Belgian Ministry of Defence to invest €1.8 billion in R&D

Belgian Ministry of Defence to invest €1.8 billion in R&D
Defence minister Ludivine Dedonder, State Secretary for scientific policy Thomas Dermine and Walloon vice-minister president Christie Morreale pictured during a visit at the John Cockerill Defence site in Loncin, Wednesday 08 June 2022. BELGA PHOTO ERIC LALMAND

The Belgian Ministry of Defence is set to invest €1.8 billion into research and development, Defence Minister Ludivine Dedonder announced on 8 June during a visit to Walloon weapons systems manufacturer John Cockerill Defence.

Accompanied by the Minister of Economy Pierre-Yves Dermange and Walloon Minister for Employment Christine Morreale, the Defence Minister announced the budget as part of the Federal Government’s STAR (Security, Technology, Ambition, Resilience) plans.

Under the new plans, criticised by members of the Belgian Ecologist party, the government hopes to revitalise the Belgian army through new investments after years of budget cuts and neglect. The plan calls for equipping the army with new, high-tech equipment to make it capable of “dealing with current and future threats.”

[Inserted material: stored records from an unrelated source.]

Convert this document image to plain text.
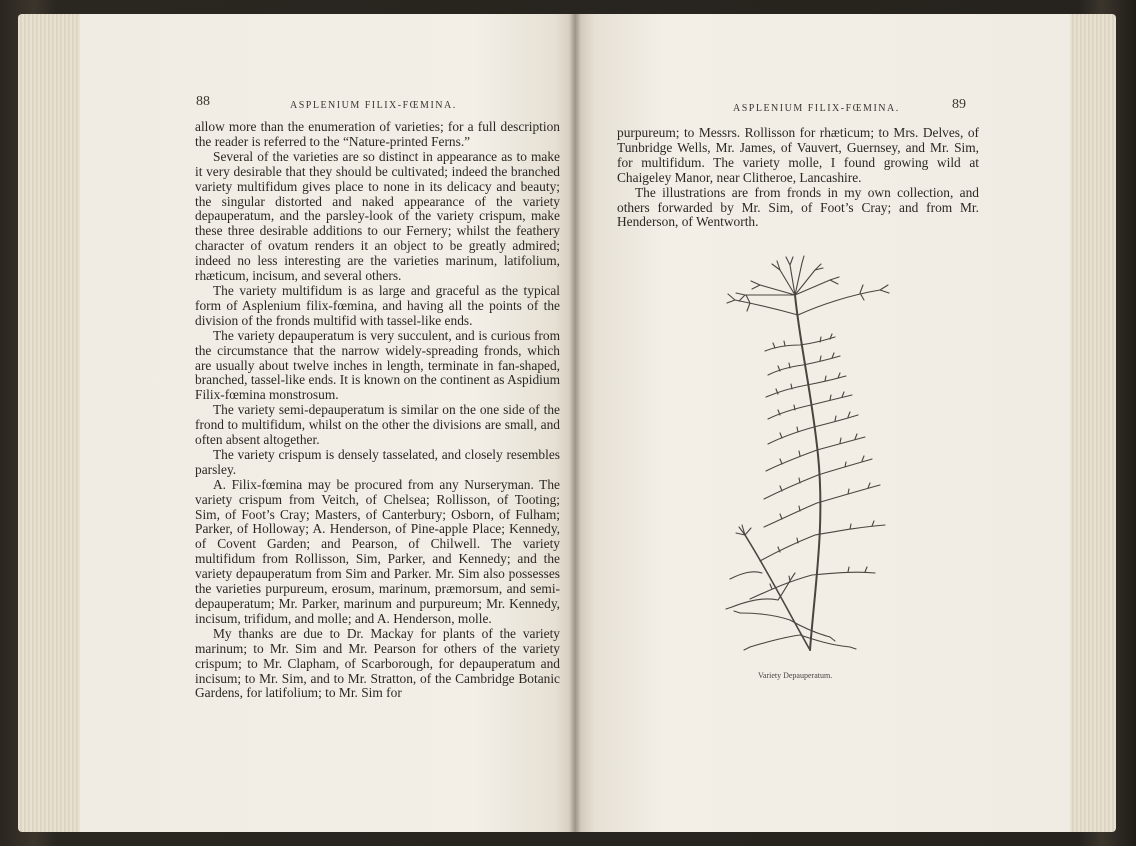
88	ASPLENIUM FILIX-FŒMINA.

allow more than the enumeration of varieties; for a full description the reader is referred to the “Nature-printed Ferns.”

Several of the varieties are so distinct in appearance as to make it very desirable that they should be cultivated; indeed the branched variety multifidum gives place to none in its delicacy and beauty; the singular distorted and naked appearance of the variety depauperatum, and the parsley-look of the variety crispum, make these three desirable additions to our Fernery; whilst the feathery character of ovatum renders it an object to be greatly admired; indeed no less interesting are the varieties marinum, latifolium, rhæticum, incisum, and several others.

The variety multifidum is as large and graceful as the typical form of Asplenium filix-fœmina, and having all the points of the division of the fronds multifid with tassel-like ends.

The variety depauperatum is very succulent, and is curious from the circumstance that the narrow widely-spreading fronds, which are usually about twelve inches in length, terminate in fan-shaped, branched, tassel-like ends. It is known on the continent as Aspidium Filix-fœmina monstrosum.

The variety semi-depauperatum is similar on the one side of the frond to multifidum, whilst on the other the divisions are small, and often absent altogether.

The variety crispum is densely tasselated, and closely resembles parsley.

A. Filix-fœmina may be procured from any Nurseryman. The variety crispum from Veitch, of Chelsea; Rollisson, of Tooting; Sim, of Foot’s Cray; Masters, of Canterbury; Osborn, of Fulham; Parker, of Holloway; A. Henderson, of Pine-apple Place; Kennedy, of Covent Garden; and Pearson, of Chilwell. The variety multifidum from Rollisson, Sim, Parker, and Kennedy; and the variety depauperatum from Sim and Parker. Mr. Sim also possesses the varieties purpureum, erosum, marinum, præmorsum, and semi-depauperatum; Mr. Parker, marinum and purpureum; Mr. Kennedy, incisum, trifidum, and molle; and A. Henderson, molle.

My thanks are due to Dr. Mackay for plants of the variety marinum; to Mr. Sim and Mr. Pearson for others of the variety crispum; to Mr. Clapham, of Scarborough, for depauperatum and incisum; to Mr. Sim, and to Mr. Stratton, of the Cambridge Botanic Gardens, for latifolium; to Mr. Sim for

ASPLENIUM FILIX-FŒMINA.	89

purpureum; to Messrs. Rollisson for rhæticum; to Mrs. Delves, of Tunbridge Wells, Mr. James, of Vauvert, Guernsey, and Mr. Sim, for multifidum. The variety molle, I found growing wild at Chaigeley Manor, near Clitheroe, Lancashire.

The illustrations are from fronds in my own collection, and others forwarded by Mr. Sim, of Foot’s Cray; and from Mr. Henderson, of Wentworth.

Variety Depauperatum.
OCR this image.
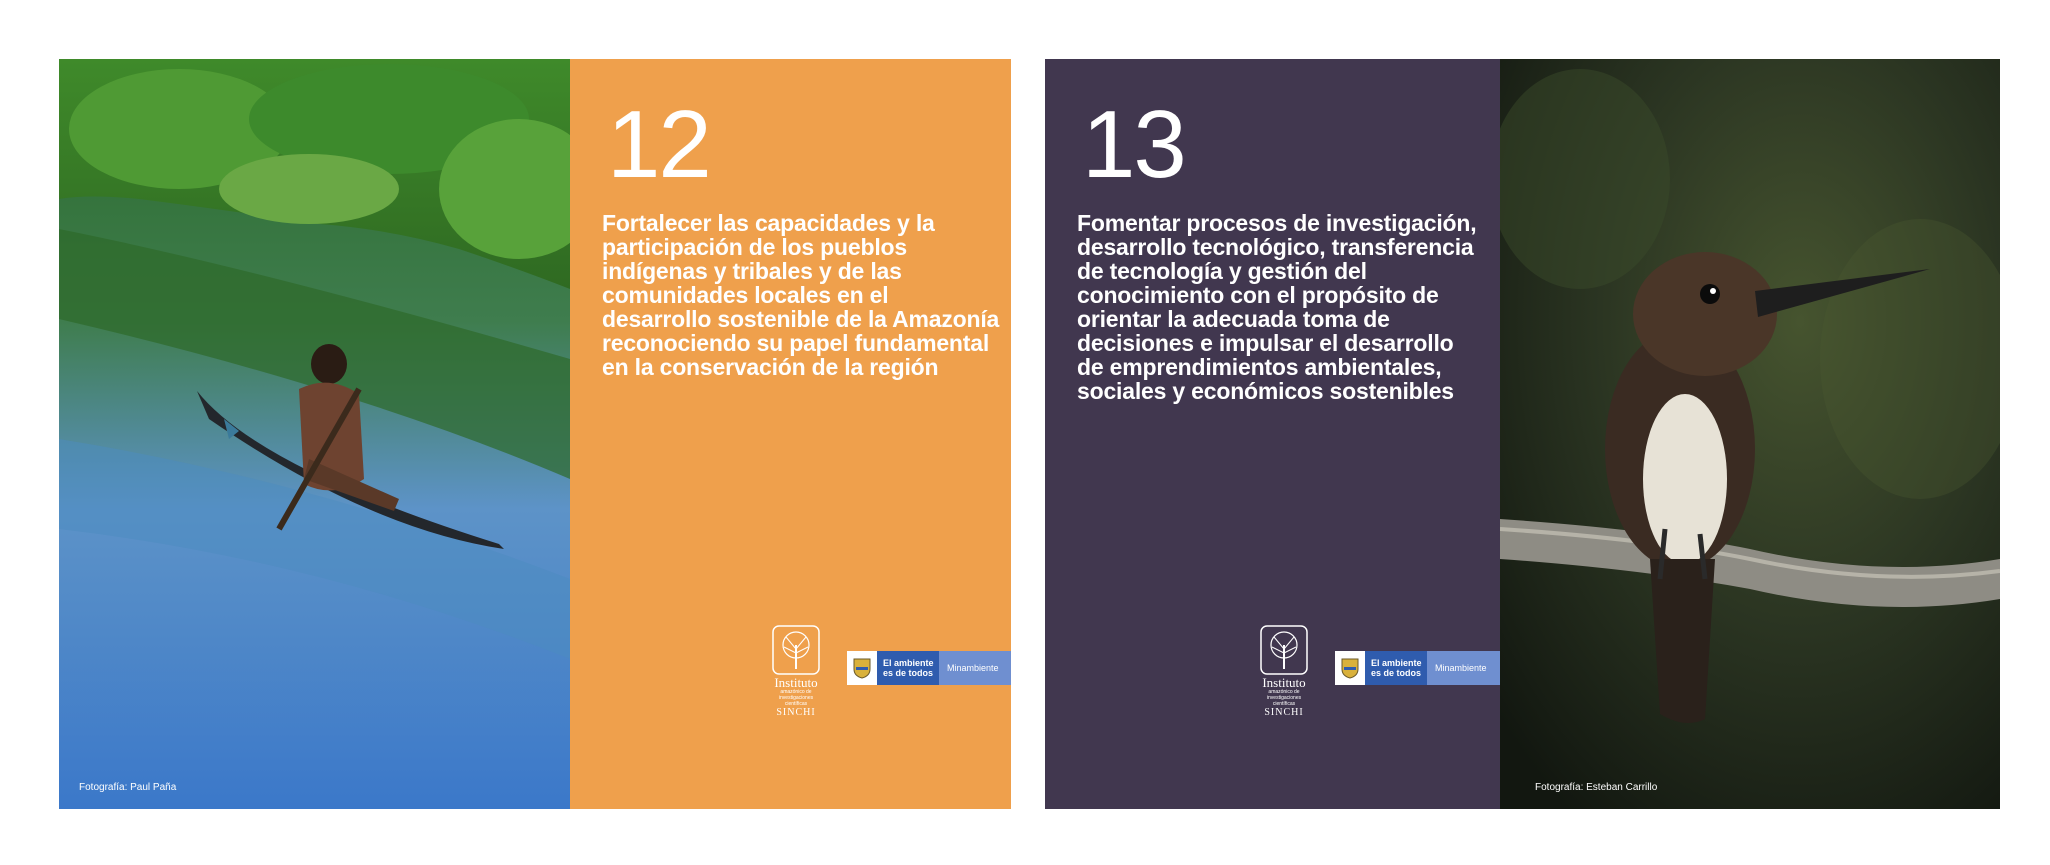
Fotografía: Paul Paña
12
Fortalecer las capacidades y la participación de los pueblos indígenas y tribales y de las comunidades locales en el desarrollo sostenible de la Amazonía reconociendo su papel fundamental en la conservación de la región
Instituto
amazónico de investigaciones científicas
SINCHI
El ambiente es de todos	Minambiente
13
Fomentar procesos de investigación, desarrollo tecnológico, transferencia de tecnología y gestión del conocimiento con el propósito de orientar la adecuada toma de decisiones e impulsar el desarrollo de emprendimientos ambientales, sociales y económicos sostenibles
Instituto
amazónico de investigaciones científicas
SINCHI
El ambiente es de todos	Minambiente
Fotografía: Esteban Carrillo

“This budget of €1.8 billion is historic. After years of disinvestment, my ambition is to rebuild this Department of Defence. I want a Defence that opens up to society, I want to work hand in hand with companies and allow them to develop their capacity and create jobs. There are opportunities for defence and security companies,” Dedonder said.

Belgian defence industry

Belgium’s defence industry is primarily based in French-speaking Wallonia. The region has a long and often chequered history of weapons manufacturing and military contracts.

The largest military producer in Wallonia is FN Herstal, manufacturer of the Minimi machine gun and SCAR platforms, which are used by armies across the world. FN weapons have repeatedly ended up in the hands of Saudi forces in their war in Yemen. The minister is planning a trip to the FN Herstal factory at the end of the month.

Dedonder states that investments from the R&D budget will go towards military, dual-use, and civilian technologies.

“We wanted to show the minister that John Cokerill is first and foremost an innovation company. We are developing projects that make us a player and a candidate for innovation funding promoted by the Belgian Ministry of Defence,” CEO Thierry Renaudin told ministers at the event.

Liège-based John Cockerill is expected to provide weapons systems for use on European military projects, such as the Armoured Engagement Assistance Vehicle (VBAE) programme.

Many major arms manufacturers in Wallonia are part-owned by the Wallon region. Flemish peace organisation Vredesactie has previously criticised the Walloon government for a lack of transparency in the regional government’s involvement in international weapons supply.

"The Walloon government is allergic to transparency on its arms export policies. There is a severe lack of information on arms export licences and the information which is available often comes two years after the fact,” researcher Bram Vranken said.